The imidization behavior and structural evolution in a microscaled film of poly(3,4‘-oxydiphenylene pyromellitamic acid) precursor are studied by time-resolved synchrotron wide-angle X-ray diffraction and infrared spectroscopy to investigate the relationship between thermal imidization and structural evolution in the precursor. The precursor film displays only short-range order, but its polyimide film shows a crystalline structure based on an orthorhombic crystal lattice unit. When the precursor is heated at 2.0 °C/min, it undergoes imidization over the temperature range 124−310 °C through a two-step process: (i) decomplexation of the amide linkage from residual solvent molecules and other intra- and intermolecular amic acid groups and (ii) imide-ring closure.
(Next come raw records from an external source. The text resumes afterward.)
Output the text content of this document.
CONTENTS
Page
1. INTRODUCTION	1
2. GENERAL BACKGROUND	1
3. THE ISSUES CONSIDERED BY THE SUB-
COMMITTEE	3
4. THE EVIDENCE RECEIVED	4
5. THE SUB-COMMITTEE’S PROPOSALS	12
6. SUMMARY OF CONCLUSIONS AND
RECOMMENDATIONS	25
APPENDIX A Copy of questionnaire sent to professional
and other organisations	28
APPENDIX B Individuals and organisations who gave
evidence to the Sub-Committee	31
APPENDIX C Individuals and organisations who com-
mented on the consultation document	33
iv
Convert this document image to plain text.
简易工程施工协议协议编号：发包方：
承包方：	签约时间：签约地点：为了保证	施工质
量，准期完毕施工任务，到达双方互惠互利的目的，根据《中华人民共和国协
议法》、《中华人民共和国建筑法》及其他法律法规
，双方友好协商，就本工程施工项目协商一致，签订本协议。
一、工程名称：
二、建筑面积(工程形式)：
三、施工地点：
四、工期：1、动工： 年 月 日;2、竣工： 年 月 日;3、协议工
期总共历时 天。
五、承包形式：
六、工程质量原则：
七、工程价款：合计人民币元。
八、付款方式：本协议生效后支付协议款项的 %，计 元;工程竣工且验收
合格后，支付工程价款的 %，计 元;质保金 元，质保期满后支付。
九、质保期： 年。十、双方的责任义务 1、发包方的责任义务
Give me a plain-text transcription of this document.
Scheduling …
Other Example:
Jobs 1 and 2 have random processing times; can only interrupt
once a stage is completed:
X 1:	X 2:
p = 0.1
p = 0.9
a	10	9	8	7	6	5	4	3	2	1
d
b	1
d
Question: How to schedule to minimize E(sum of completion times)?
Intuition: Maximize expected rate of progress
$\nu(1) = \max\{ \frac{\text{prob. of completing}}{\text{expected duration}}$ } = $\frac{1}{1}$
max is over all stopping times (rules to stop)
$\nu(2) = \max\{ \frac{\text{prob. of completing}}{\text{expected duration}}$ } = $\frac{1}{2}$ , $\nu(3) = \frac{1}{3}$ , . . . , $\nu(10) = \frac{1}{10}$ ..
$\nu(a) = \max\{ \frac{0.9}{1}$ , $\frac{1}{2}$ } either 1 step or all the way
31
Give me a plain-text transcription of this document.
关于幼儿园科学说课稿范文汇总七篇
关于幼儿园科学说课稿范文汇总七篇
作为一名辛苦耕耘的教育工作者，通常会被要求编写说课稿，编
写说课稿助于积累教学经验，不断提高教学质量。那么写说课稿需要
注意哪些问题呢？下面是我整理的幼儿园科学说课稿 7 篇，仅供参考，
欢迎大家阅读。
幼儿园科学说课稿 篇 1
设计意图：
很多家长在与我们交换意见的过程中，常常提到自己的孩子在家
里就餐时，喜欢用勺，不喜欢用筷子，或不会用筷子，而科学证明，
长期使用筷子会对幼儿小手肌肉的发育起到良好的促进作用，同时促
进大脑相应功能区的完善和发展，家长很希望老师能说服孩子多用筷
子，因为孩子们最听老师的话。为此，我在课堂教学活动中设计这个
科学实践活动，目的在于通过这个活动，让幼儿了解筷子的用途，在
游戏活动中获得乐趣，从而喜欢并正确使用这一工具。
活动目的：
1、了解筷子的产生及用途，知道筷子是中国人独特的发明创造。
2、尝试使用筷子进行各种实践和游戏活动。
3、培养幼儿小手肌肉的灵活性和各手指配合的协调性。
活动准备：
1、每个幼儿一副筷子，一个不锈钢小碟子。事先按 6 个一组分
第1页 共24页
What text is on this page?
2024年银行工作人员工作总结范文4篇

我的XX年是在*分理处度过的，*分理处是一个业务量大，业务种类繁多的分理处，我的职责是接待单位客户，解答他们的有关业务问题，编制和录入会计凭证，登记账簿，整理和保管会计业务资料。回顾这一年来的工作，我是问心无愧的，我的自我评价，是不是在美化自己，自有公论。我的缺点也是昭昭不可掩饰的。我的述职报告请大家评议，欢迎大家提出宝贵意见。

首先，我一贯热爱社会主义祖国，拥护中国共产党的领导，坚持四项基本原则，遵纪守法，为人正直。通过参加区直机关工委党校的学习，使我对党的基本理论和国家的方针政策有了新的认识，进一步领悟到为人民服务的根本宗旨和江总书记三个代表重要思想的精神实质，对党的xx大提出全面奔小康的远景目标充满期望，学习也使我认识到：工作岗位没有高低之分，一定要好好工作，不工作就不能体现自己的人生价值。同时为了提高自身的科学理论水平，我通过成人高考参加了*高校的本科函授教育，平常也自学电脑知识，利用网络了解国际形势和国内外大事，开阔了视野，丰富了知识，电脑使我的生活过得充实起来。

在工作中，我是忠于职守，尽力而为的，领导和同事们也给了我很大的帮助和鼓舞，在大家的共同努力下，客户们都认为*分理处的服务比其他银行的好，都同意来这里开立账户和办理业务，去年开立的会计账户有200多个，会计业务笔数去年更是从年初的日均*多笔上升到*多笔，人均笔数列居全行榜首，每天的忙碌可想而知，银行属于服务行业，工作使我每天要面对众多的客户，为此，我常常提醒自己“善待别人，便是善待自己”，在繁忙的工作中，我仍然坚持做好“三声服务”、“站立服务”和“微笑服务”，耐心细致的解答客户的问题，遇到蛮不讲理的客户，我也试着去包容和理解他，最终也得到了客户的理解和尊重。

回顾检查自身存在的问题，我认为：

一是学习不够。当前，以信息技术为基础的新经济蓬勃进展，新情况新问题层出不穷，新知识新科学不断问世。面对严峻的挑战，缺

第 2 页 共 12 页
The maximum rate of imidization occurs at 148.4 °C. Anhydride rings are found to form transiently over the range 93−310 °C, which are attributed to the nature of the equilibrium between the precursor and its constituent anhydride- and amino-terminated species. The imidization reaction begins prior to the commencement of structural evolution. The structural evolution takes place over 132−380 °C as a three-step process: initiation, primary growth, and secondary growth. In particular, the initiation step requires at least 3.2% imidization. The structural evolution is further influenced by the short-range ordered structure formed in the precursor film in the process of film formation. However, the overall crystallinity in the fully imidized film is limited to only 21.4%.